La banda de New Jersey congregó a más de 40 mil fanáticos y ofreció un completo recorrido por una historia hecha de canciones. Jon Bon Jovi, líder de la agrupación, flameó una bandera peruana y se puso un chullo.
La perfecta compensación entre el pasado tumultuoso y el sosegado presente es lo que ostenta el set list con el que el sexteto Bon Jovi recorre este pedazo del mundo. Alternando entre la fastuosidad ochentera y la reflexiva contemplación del presente, el ahora sexteto original de New Jersey fue imponiendo condiciones mientras el gramado del estadio de San Marcos comulgaba en un bramido total. Minutos antes, cuando las angustias y la espera coincidían a las 8 en punto, un apurado Jhovan Tomasevich gozaba de la gracia concedida: el telonaje a uno de sus ídolos de su infancia. A su cargo, canciones lo suficientemente edulcoradas para la radio, pero lastimosamente poco oportunas para una ocasión fieramente rockera.
Tras las pausas convenidas, el destello de los gigantescos leds del escenario dio la partida al alarido colectivo. Enfervorizada masa de 40 mil almas, aproximadamente, asimilando la sorpresa con los mismos temas que han sido la constante en las presentaciones de la banda en lo que va del The Circle Tour: Blood on blood, We weren’t born to follow, ambas en la apacible clave electroacústica que mejor explota el momento de los músicos.
Y antes de que pudiera sopesarse cual habrá de ser la naturaleza del espectáculo, el primer bombazo que desata la euforia: Bad name, clásico extraído del Slippery when wet con el que alcanzaran la gloria en aquel lejano 86, y que ahora devuelve a la audiencia un tiempo permanente, existente más allá de las modas y la cronología, y que envuelto en la memoria y en el alma, persiste en una dimensión remota, difícil de definir, y que sin embargo, está ahí. Ni nostalgia, ni melancolía, la vida misma atesorada en una canción con la que palpitan hombres y mujeres que convocan lo mejor de sus existencias en apenas una tonada.
Y Jon Bon Jovi, lo sabe, -acaso porque también él mismo da cuenta de las mismas sensaciones-, y conduce el fervor desde las puntas de sus dedos, desde la arrogancia de los gestos. Mientras, se van entretejiendo los temas: Born to be my baby, y al rato Lost highway con una naturalidad que fluye sin sobresaltos, y que van alistando el terreno donde habrá de estallar la turbamulta: Bad Medicine, con interludio soberbio del Pretty Woman de Roy Orbison, que la banda restablece con sumo respeto y absoluto goce, para rematar el set incendiario con It’s my life.
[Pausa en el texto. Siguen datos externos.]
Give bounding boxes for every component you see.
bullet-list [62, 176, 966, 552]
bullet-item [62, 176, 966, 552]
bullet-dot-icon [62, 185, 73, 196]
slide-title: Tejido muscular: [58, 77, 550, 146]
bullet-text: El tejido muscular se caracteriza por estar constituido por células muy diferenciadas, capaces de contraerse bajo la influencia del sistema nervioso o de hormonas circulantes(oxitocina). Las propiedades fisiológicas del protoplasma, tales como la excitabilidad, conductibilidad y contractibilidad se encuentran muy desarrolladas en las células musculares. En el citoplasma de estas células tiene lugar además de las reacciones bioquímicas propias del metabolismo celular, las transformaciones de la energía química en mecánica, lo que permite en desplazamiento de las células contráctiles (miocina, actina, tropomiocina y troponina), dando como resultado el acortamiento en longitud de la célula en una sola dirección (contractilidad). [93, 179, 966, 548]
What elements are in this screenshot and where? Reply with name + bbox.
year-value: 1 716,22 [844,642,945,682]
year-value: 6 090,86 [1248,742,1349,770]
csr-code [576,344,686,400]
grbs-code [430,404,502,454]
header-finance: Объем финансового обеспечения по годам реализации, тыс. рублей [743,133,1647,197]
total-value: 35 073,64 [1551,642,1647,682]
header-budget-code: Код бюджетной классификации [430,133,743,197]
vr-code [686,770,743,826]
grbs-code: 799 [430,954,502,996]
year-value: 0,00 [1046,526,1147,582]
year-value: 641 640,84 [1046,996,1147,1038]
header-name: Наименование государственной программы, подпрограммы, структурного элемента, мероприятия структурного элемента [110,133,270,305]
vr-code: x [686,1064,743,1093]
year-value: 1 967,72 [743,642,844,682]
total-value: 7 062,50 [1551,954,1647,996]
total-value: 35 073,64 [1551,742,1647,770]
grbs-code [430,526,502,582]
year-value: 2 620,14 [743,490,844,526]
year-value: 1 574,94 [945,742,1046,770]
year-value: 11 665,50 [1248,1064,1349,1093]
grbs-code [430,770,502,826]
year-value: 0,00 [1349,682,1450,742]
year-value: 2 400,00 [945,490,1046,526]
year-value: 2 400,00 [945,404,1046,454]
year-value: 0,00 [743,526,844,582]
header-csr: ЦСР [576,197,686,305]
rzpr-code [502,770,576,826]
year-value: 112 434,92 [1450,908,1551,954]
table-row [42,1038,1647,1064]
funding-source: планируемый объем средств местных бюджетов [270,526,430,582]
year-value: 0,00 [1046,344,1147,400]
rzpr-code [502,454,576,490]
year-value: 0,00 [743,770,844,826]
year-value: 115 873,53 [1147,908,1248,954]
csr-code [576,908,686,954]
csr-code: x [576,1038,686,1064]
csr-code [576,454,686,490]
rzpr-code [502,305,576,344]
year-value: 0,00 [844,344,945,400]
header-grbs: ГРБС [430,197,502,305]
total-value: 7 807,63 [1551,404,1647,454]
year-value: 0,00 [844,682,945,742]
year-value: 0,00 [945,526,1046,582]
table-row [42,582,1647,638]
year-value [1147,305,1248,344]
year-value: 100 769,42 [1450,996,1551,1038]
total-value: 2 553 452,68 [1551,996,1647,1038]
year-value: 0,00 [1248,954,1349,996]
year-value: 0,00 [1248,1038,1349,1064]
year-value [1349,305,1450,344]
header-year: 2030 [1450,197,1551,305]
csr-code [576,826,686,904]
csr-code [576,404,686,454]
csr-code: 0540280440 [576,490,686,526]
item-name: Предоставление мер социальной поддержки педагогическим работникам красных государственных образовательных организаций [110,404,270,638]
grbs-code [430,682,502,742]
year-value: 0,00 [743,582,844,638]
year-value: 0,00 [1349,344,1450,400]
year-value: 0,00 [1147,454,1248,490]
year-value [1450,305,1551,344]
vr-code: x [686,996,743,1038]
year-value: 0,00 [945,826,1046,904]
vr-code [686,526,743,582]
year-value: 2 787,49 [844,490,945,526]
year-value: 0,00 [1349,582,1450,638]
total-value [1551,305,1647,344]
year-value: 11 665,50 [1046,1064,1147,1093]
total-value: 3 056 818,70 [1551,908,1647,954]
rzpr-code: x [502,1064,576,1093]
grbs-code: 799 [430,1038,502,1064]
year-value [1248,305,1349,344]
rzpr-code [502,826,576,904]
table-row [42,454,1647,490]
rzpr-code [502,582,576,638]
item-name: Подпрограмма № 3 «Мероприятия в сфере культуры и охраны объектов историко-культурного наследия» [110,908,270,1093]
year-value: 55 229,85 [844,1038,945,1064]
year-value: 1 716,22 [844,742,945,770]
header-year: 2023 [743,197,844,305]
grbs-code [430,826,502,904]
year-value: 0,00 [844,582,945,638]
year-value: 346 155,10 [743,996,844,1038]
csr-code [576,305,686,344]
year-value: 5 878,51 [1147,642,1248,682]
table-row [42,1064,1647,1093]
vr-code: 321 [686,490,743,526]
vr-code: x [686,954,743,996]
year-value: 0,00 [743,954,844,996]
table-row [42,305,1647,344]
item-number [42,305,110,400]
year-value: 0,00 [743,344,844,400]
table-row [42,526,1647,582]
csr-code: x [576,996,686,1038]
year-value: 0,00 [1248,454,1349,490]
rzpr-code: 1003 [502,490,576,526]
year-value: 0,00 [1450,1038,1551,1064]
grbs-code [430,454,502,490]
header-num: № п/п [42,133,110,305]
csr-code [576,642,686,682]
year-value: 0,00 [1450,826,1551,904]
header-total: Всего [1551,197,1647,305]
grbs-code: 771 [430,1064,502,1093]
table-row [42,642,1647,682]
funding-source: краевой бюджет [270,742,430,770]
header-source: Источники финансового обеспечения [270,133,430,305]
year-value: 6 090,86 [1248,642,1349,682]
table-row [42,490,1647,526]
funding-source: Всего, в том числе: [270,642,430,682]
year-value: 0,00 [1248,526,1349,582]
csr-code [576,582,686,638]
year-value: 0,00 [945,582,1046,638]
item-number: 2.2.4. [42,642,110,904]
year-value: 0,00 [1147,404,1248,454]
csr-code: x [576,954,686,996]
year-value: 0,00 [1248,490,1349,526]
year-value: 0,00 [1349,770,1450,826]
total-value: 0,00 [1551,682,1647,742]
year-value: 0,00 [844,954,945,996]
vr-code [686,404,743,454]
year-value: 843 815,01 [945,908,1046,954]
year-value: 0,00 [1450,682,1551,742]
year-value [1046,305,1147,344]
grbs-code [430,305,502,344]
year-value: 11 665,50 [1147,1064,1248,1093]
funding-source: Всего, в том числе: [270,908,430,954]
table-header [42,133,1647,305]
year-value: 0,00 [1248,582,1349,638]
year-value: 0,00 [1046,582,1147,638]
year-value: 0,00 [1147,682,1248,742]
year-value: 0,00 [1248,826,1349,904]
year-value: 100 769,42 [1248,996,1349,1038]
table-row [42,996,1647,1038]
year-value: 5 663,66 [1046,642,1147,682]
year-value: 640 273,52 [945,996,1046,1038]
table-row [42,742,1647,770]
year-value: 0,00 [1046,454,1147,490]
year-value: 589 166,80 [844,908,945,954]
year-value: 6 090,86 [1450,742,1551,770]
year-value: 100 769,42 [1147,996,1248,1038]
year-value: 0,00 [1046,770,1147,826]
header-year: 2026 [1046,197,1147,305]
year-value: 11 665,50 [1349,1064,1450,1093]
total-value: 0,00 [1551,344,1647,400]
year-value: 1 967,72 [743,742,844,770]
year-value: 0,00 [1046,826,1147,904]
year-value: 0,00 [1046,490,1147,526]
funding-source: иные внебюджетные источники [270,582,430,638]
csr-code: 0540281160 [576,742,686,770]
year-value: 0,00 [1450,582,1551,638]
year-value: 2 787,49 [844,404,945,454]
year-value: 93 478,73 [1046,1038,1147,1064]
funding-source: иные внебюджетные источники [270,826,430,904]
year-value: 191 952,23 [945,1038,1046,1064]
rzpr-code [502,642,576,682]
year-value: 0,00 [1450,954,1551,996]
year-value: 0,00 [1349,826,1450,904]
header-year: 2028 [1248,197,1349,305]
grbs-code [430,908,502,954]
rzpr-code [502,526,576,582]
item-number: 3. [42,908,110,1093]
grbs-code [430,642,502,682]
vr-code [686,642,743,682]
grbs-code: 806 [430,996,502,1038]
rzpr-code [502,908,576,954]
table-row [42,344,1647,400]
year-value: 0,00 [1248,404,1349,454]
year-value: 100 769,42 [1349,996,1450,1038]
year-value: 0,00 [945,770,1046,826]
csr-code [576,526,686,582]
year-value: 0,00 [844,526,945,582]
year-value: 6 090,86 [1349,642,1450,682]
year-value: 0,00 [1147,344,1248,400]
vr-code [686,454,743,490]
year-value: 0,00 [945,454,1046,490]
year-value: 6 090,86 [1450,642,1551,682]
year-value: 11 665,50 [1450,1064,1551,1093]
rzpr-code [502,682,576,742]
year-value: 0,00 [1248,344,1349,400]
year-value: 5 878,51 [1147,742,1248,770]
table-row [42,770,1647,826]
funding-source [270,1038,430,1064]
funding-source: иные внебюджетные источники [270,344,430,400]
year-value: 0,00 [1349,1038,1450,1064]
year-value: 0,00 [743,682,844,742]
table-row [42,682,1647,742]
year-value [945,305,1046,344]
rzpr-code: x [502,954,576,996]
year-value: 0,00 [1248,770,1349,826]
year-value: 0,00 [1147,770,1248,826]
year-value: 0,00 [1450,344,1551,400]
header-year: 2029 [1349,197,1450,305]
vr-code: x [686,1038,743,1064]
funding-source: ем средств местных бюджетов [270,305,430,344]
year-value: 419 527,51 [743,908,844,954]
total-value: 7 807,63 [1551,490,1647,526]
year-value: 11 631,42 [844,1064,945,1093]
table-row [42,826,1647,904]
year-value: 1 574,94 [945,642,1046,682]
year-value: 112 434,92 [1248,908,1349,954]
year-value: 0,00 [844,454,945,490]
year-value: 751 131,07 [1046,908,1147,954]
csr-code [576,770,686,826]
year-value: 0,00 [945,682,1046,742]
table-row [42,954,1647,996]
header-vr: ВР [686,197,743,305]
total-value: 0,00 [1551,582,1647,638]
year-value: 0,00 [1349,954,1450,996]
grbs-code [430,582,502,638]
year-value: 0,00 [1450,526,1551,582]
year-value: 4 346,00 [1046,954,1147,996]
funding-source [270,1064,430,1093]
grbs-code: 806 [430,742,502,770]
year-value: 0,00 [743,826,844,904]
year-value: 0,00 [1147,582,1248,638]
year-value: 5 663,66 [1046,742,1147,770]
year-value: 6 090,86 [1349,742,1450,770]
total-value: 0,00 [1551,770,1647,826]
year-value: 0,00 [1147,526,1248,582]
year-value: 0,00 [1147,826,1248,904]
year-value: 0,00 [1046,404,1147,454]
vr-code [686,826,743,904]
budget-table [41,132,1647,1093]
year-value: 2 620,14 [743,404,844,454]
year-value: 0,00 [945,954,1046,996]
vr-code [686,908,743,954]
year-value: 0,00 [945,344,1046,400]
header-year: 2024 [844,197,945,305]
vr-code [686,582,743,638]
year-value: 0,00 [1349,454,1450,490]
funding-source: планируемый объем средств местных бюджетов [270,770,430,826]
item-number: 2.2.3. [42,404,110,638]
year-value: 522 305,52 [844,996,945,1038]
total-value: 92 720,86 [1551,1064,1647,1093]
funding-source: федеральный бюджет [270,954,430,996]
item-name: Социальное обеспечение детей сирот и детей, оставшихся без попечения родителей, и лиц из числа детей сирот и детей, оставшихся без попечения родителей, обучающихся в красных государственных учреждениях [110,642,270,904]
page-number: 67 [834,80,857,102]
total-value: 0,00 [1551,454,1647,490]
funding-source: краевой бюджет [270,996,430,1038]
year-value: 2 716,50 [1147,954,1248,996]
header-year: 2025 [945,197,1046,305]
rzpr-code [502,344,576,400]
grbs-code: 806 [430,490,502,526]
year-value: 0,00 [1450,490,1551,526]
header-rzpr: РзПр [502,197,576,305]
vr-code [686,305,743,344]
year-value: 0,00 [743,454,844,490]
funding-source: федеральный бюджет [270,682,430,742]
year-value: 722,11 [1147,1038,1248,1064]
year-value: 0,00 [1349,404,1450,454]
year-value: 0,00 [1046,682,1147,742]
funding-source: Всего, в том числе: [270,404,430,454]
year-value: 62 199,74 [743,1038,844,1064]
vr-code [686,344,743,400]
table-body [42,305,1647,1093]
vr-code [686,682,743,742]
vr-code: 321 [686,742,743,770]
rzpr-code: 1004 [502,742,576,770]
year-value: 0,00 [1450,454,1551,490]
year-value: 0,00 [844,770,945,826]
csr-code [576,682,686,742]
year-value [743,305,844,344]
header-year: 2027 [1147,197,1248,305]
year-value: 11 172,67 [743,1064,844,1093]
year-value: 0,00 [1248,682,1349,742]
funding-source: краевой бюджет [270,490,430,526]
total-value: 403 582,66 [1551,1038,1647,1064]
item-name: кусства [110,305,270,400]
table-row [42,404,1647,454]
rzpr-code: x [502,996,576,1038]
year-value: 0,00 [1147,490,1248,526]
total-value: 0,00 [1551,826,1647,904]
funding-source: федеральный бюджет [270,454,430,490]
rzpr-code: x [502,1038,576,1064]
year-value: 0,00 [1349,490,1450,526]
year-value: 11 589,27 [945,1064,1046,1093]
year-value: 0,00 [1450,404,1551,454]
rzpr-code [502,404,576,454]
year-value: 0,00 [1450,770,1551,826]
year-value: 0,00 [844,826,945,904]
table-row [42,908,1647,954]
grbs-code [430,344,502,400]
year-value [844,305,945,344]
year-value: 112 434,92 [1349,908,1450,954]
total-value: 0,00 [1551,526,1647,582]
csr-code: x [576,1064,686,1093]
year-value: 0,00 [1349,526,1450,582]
Sambora cambia de guitarras con la velocidad con la que se escurre la noche. A su cargo queda una inmejorable versión de Lay your hands on me, extraído del álbum Crossroads, que nada tiene que envidiar a la que perpetra Jon en el video que propala la MTV. Y cuando todo parece indicar que finalmente se entonará el épico Blaze of glory (un pendiente para la fanaticada más extrema), la dupla conductora del grupo, entonan aquella oda de carretera llamada Wanted. Que es la alisa ya la ruta de salida. Se van a cumplir las dos horas de intensidad, y el grupo reclama su oportunidad de exhibir el hito fundacional de su carrera: Runaway, el auroral éxito del 84, que nada hacía presagiar lo que vendría después.
Falsa salida, y retorno para lo que se convierte en un pacto, más que una despedida: Livin’ on a prayer, y ante el clamor de la multitud, una lenta, impensable para una jornada de infatigable trajín: Always. Brazos alzados a la noche, y el punto de partida para esa larga caminata que conduce hacia una calle que ahora, tras dos horas de incombustible rocanrol, aparece más irreal que nunca.